La Tunisie est considérée comme un pays de transit et de destination pour plusieurs flux migratoires en provenance de différents pays, notamment ceux d’Afrique subsaharienne.
Sur une population totale de 11,7 millions d’habitants en janvier 2020, le nombre des étrangers résidents en Tunisie (58.990 individus) représente une proportion de 0,5% de l’ensemble de la population tunisienne, selon l’INS. Cette population comprend toutes les personnes de nationalité étrangère, dont des travailleurs migrants en Tunisie d’une manière régulière ou irrégulière.
Quel est l’impact du travail irrégulier des migrants sur l’économie tunisienne ? Pour répondre à cette question, leconomistemaghrebin.com a interrogé Ali Belhadj un expert en migration.
Les migrants d’Afrique subsaharienne enregistrent leur présence dans plusieurs secteurs. En effet, selon une enquête réalisée par l’Organisation internationale du travail (OIT), 78,1% des migrants arrivent en Tunisie pour le travail. Pour cette raison, les employeurs préfèrent les recruter pour des raisons liées notamment au bas coût salarial.
Un migrant sur quatre déclare avoir été victime d’une tromperie. La méconnaissance des droits fondamentaux, des procédures et de l’environnement sont autant d’éléments qui mettent les migrants dans des situations fragiles et risquées. D’ailleurs, parmi les migrants qui ont été victimes d’une tromperie, seulement 16% expriment leurs souhaits d’engager une procédure légale.
Ali Belhadj a aussi précisé que la situation des étrangers en Tunisie est caractérisée par la fragilité. Cependant, il a expliqué que les Tunisiens, notamment, les jeunes ne veulent pas, aujourd’hui, travailler dans plusieurs secteurs. Notamment, l’agriculture le textile et la construction.
Selon lui, le salaire d’une femme de ménage étrangère est le même que celui d’une femme tunisienne avec une moyenne d’environ 35 dinars à 40 dinars la journée. Cependant, la femme tunisienne n’accepte pas de travailler 8h par jour.
« Les jeunes ne veulent pas travailler dans certains secteurs. Ils sont un peu responsables de leur chômage»
« La question du travail irrégulier des migrants ne peut être résolue qu’après la compréhension de la relation complexe entre plusieurs facteurs. Parmi lesquels les Tunisiens qui ne veulent pas travailler, les employeurs et les migrants », a souligné Ali Belhadj
Impact du travail irrégulier
Selon l’expert dans le domaine de la migration, les impacts de migrations ne peuvent être distingués qu’au moyen et long termes. En effet, l’augmentation du phénomène de la violence chez les migrants constitue le premier impact.

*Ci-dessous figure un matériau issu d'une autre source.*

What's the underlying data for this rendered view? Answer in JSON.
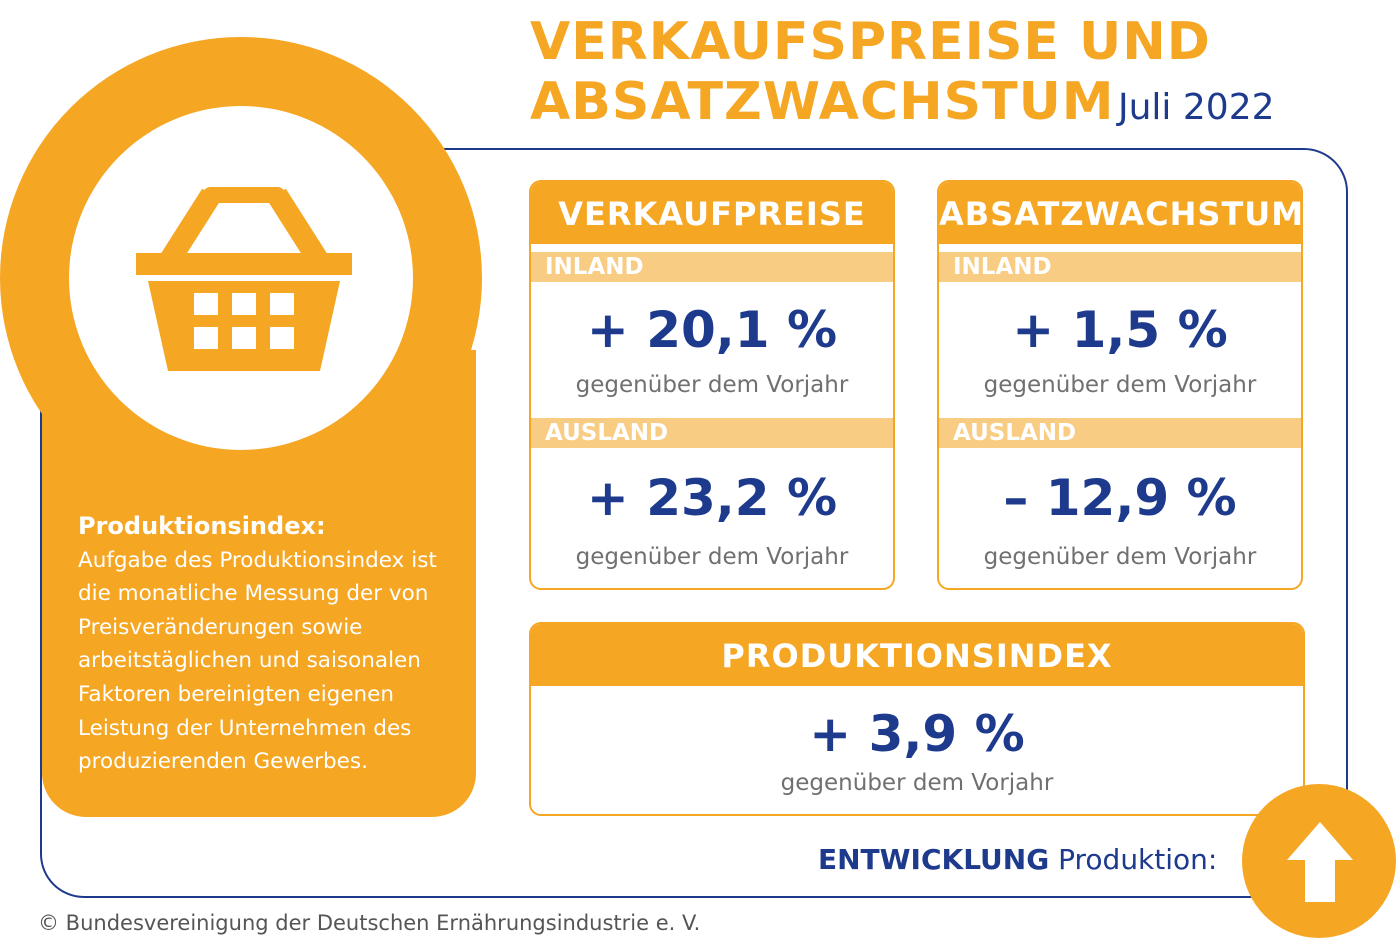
{
  "header": {
    "title_line1": "VERKAUFSPREISE UND",
    "title_line2": "ABSATZWACHSTUM",
    "date": "Juli 2022"
  },
  "sidebar": {
    "icon": "shopping-basket-icon",
    "heading": "Produktionsindex:",
    "text": "Aufgabe des Produktionsindex ist die monatliche Messung der von Preisveränderungen sowie arbeitstäglichen und saisonalen Faktoren bereinigten eigenen Leistung der Unternehmen des produzierenden Gewerbes."
  },
  "cards": {
    "verkaufpreise": {
      "title": "VERKAUFPREISE",
      "inland_label": "INLAND",
      "inland_value": "+ 20,1 %",
      "inland_sub": "gegenüber dem Vorjahr",
      "ausland_label": "AUSLAND",
      "ausland_value": "+ 23,2 %",
      "ausland_sub": "gegenüber dem Vorjahr"
    },
    "absatzwachstum": {
      "title": "ABSATZWACHSTUM",
      "inland_label": "INLAND",
      "inland_value": "+ 1,5 %",
      "inland_sub": "gegenüber dem Vorjahr",
      "ausland_label": "AUSLAND",
      "ausland_value": "– 12,9 %",
      "ausland_sub": "gegenüber dem Vorjahr"
    },
    "produktionsindex": {
      "title": "PRODUKTIONSINDEX",
      "value": "+ 3,9 %",
      "sub": "gegenüber dem Vorjahr"
    }
  },
  "footer": {
    "entwicklung_bold": "ENTWICKLUNG",
    "entwicklung_rest": " Produktion:",
    "arrow_icon": "arrow-up-icon",
    "copyright": "© Bundesvereinigung der Deutschen Ernährungsindustrie e. V."
  },
  "colors": {
    "accent": "#f5a623",
    "accent_light": "#f8cc82",
    "navy": "#1d3a8c",
    "gray_text": "#707070"
  }
}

Mais le plus important c’est l’impact économique. M.Belhaj a expliqué que le travail irrégulier ne fera qu’augmenter le taux de l’économie informelle.
Il a également affirmé que ce type de travail contribue à la détérioration de l’économie structurée. Car ces travailleurs qui produisent de la valeur ajoutée ne sont pas intégrés dans la dynamique économique.
En outre, il a expliqué que cette situation ne permet pas à la Tunisie de profiter de l’argent transféré par les migrants à leurs familles dans les pays d’origine. Ce qui provoque le développement de l’échange illégal.
« Les seules bénéficiaires de ce travail irrégulier sont les employeurs. Ils préfèrent leur payer des salaires bas pour ne pas payer les charges sociales. Et cela est un manque à gagner pour les caisses sociales », a ajouté Ali Belhadj.
Cependant, cette situation est due à un problème juridique. En effet, selon lui, les employeurs veulent, parfois, se conformer à la loi et régler ainsi la situation du migrant. Mais, la loi tunisienne ne le permet pas. Et cela, fautes de mécanismes de la régularisation. Il a ajouté que ces aspects règlementaires ont des conséquences sociales et économiques néfastes.
Dans ce contexte, il a appelé l’Etat à trouver des solutions et à mettre en place des lois. Et ce, afin de les aider à régulariser leurs situations et surtout les protéger.
En outre, l’UGTT, par exemple, a tenté d’aider ces migrants irréguliers et à trouver des solutions pour résoudre plusieurs problèmes liés à des conflits entre employés et employeurs. Ainsi, elle a résolu des difficultés liées au paiement des salaires des migrants. La centrale syndicale a aussi consenti des efforts pour mieux conseiller et informer les migrants sur leurs droits au travail et sur la réglementation organisant la migration en Tunisie.